The Houthis, who are protected by Iran, repeatedly target merchant ships on the Red Sea because of the Gaza war. The militia says it acts in solidarity with the terrorist organization Hamas. It directs its attacks off the Yemeni coast on freighters with alleged ties to Israel.

One of the most important shipping routes for world trade runs along Yemen, through which freighters from the Indian Ocean reach the Mediterranean via the Suez Canal in Egypt. In response to the attacks, the USA and Great Britain carried out several large-scale military strikes against Houthi positions in Yemen.

The Houthis have now publicly buried 17 of their fighters who are said to have been killed in attacks by the US army. The bodies of the killed men were carried to the grave in a procession in the capital Sanaa on Saturday. An official Houthis media channel published the names of the “martyrs” of the “American-British aggression.”

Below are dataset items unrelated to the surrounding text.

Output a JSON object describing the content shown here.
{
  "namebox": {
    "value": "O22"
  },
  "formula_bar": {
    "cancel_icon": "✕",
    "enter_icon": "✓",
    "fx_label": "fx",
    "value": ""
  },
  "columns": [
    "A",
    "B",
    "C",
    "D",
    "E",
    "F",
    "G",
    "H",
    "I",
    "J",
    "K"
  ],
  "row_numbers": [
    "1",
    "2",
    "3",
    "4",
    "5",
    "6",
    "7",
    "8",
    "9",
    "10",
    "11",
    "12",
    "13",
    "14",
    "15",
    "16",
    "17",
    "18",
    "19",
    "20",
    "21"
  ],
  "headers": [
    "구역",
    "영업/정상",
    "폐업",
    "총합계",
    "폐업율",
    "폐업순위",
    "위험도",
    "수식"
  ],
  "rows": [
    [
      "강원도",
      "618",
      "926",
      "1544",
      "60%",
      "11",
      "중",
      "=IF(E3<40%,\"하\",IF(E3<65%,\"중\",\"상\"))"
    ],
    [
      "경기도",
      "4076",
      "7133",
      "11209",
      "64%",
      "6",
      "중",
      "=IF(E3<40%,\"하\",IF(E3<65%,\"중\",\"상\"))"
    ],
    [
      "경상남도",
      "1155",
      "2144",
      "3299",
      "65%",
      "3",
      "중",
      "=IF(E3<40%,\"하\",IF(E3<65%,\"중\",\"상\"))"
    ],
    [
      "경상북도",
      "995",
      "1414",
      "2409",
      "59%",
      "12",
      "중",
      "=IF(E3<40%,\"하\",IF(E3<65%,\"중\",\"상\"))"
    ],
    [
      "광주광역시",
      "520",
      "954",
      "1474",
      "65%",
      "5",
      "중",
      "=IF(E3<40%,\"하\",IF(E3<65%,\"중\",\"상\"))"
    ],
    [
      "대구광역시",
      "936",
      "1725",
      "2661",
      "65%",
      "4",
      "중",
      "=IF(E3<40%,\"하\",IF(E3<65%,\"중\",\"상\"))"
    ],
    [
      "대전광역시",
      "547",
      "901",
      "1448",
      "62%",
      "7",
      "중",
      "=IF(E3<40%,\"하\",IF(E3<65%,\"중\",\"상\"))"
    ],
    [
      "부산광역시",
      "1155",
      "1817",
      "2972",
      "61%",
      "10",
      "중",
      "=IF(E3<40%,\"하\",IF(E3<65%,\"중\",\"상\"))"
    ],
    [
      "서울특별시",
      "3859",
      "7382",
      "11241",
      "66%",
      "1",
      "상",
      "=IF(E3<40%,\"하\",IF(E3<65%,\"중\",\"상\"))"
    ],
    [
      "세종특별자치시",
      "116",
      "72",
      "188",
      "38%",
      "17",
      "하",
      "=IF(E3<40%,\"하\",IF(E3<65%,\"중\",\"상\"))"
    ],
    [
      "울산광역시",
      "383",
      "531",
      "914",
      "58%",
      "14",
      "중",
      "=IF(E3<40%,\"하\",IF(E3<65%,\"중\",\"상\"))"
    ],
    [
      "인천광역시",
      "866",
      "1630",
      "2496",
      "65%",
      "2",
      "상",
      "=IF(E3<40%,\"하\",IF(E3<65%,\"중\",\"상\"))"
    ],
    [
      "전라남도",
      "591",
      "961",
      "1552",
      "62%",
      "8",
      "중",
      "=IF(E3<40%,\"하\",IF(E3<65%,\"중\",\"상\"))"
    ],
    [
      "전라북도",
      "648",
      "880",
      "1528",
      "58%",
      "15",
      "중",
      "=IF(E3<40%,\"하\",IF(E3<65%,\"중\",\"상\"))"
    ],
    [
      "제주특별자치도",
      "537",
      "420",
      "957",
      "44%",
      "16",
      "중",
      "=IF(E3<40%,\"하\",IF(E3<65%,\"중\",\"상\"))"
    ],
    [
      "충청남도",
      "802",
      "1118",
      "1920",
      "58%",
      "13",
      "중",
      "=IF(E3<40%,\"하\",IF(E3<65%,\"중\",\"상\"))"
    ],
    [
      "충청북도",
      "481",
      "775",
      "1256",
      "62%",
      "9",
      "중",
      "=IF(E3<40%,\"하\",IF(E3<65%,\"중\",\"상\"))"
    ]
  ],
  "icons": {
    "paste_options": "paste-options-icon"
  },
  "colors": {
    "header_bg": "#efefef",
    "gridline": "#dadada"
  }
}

The US Army had already carried out attacks against the Houthis in the past few days:

  • On

    Thursday

    , bombardments were reported on positions from which the militia had prepared attacks on merchant ships and US Navy warships.

  • The Houthis' news agency also reported on

    Wednesday

    about attacks in the Yemeni province of Hodeida.

  • On

    Tuesday

    , the Houthis again attacked British and US merchant ships in the Red Sea.

The German frigate “Hessen” is now on its way to the danger region. The navy ship left on Thursday for a planned EU military operation in the Red Sea to protect merchant shipping there against attacks by the Houthi militia. The warship with around 240 soldiers on board left the German Navy's largest base in Wilhelmshaven on Thursday. Naval inspector Jan Christian Kaack said in Berlin: "This is the most serious deployment of a German naval unit in many decades." He assured: "There is no unit in the German navy that is better prepared, better trained and better equipped for this."